Betrayed By The State


This is the second book to have come out this year on the anti-Sikh riots of 1984. The first, When a Tree Shook Delhi by Manoj Mitta and H.S. Phoolka, was backed by investigative rigour and the authors questioned the role of the then union government under Narasimha Rao in the carnage. In Betrayed by the State, Jyoti K. Grewal, professor of social and behaviourial sciences, Zayed University, Dubai, focuses more on the human suffering and fortitude that was displayed by Delhi's Sikh community in the riots' aftermath. Grewal also examines why lessons from this crime against humanity is relevant today, when sectarian politics is on the rise the world over.

Betrayed by the State:

By Jyoti Grewal,

223 pages,

Rs275.



Here is one review from Eastern Book Corporation. This book may be ordered online here.


Main Features »
I apologize not only to the Sikh community but to the whole Indian nation because what took place in 1984 is the negation of the concept of nationhood enshrined in our Constitution . . . we as a united nation can ensure that such a ghastly event is never repeated in India’s future.’ —Prime Minister Manmohan Singh speaking in the Indian Parliament, August 2005 (I'm sorry, but every time I hear or read about the Sikh Prime Minister apologising for the 'anti-Sikh riots,' I have my laugh for the day.)
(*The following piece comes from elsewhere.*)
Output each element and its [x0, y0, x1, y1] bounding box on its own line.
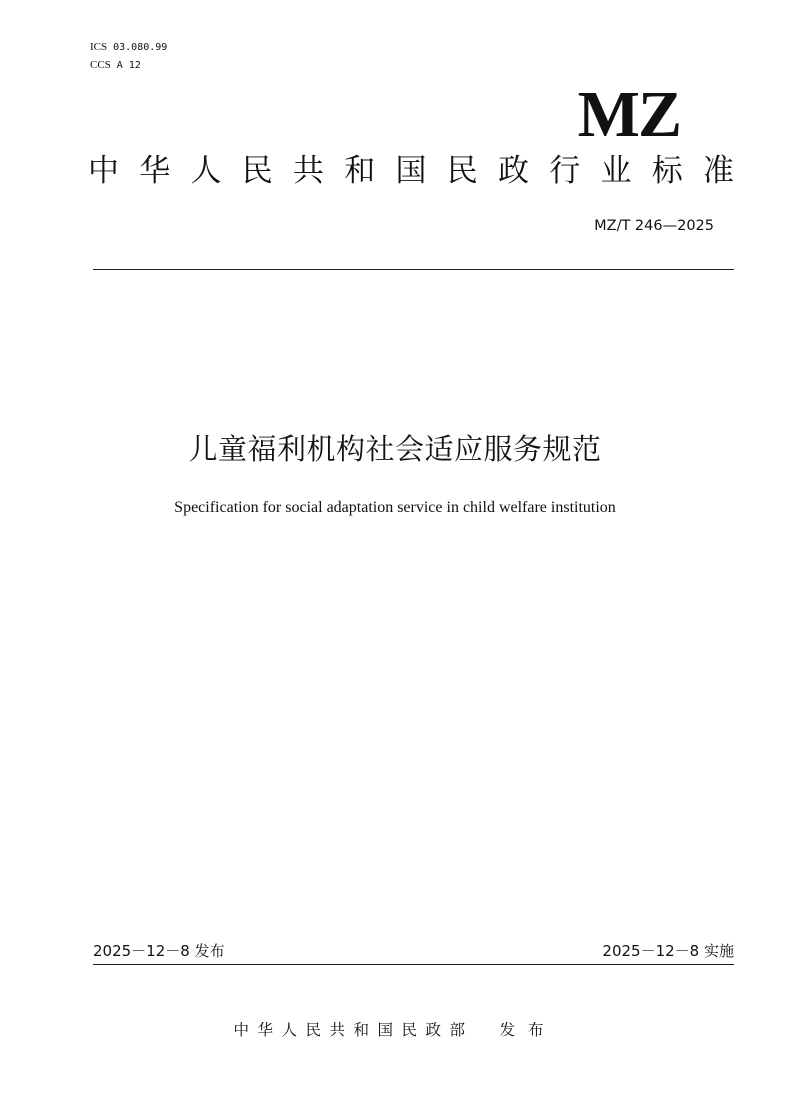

On 31 October 1984, Prime Minister Indira Gandhi was brutally assassinated by two of her bodyguards. They were Sikhs. Twenty-four hours later the capital of India was up in flames. Sikh men, women and children were hunted; men and boys were ruthlessly massacred; their workplaces burnt, houses razed to the ground and gurudwaras plundered. The carnage continued for three days and at the close of the third day the death toll was close to 4000.


Twenty-three years and nine commissions later, the victims of ’84 still await justice for their dead, for the State to do more than just apologize for what is one of the most heinous massacres in Indian history.
Weaving together ethnicity, religion, class, nationalism, religious fundamentalism and political expediencies, the author explores how a numerically small ethno-religious group of people, who are disproportionately visible in everyday Indian life, became the focus of communal ire. She also illustrates the strength and courage with which the ‘Chaurasiye’ have moved forward, rebuilding their lives against all odds.


A poignant examination of events that took place more than two decades ago, Betrayed by the State is relevant now, more than ever, in the atmosphere of heightened sectarian politics that prevails in India today.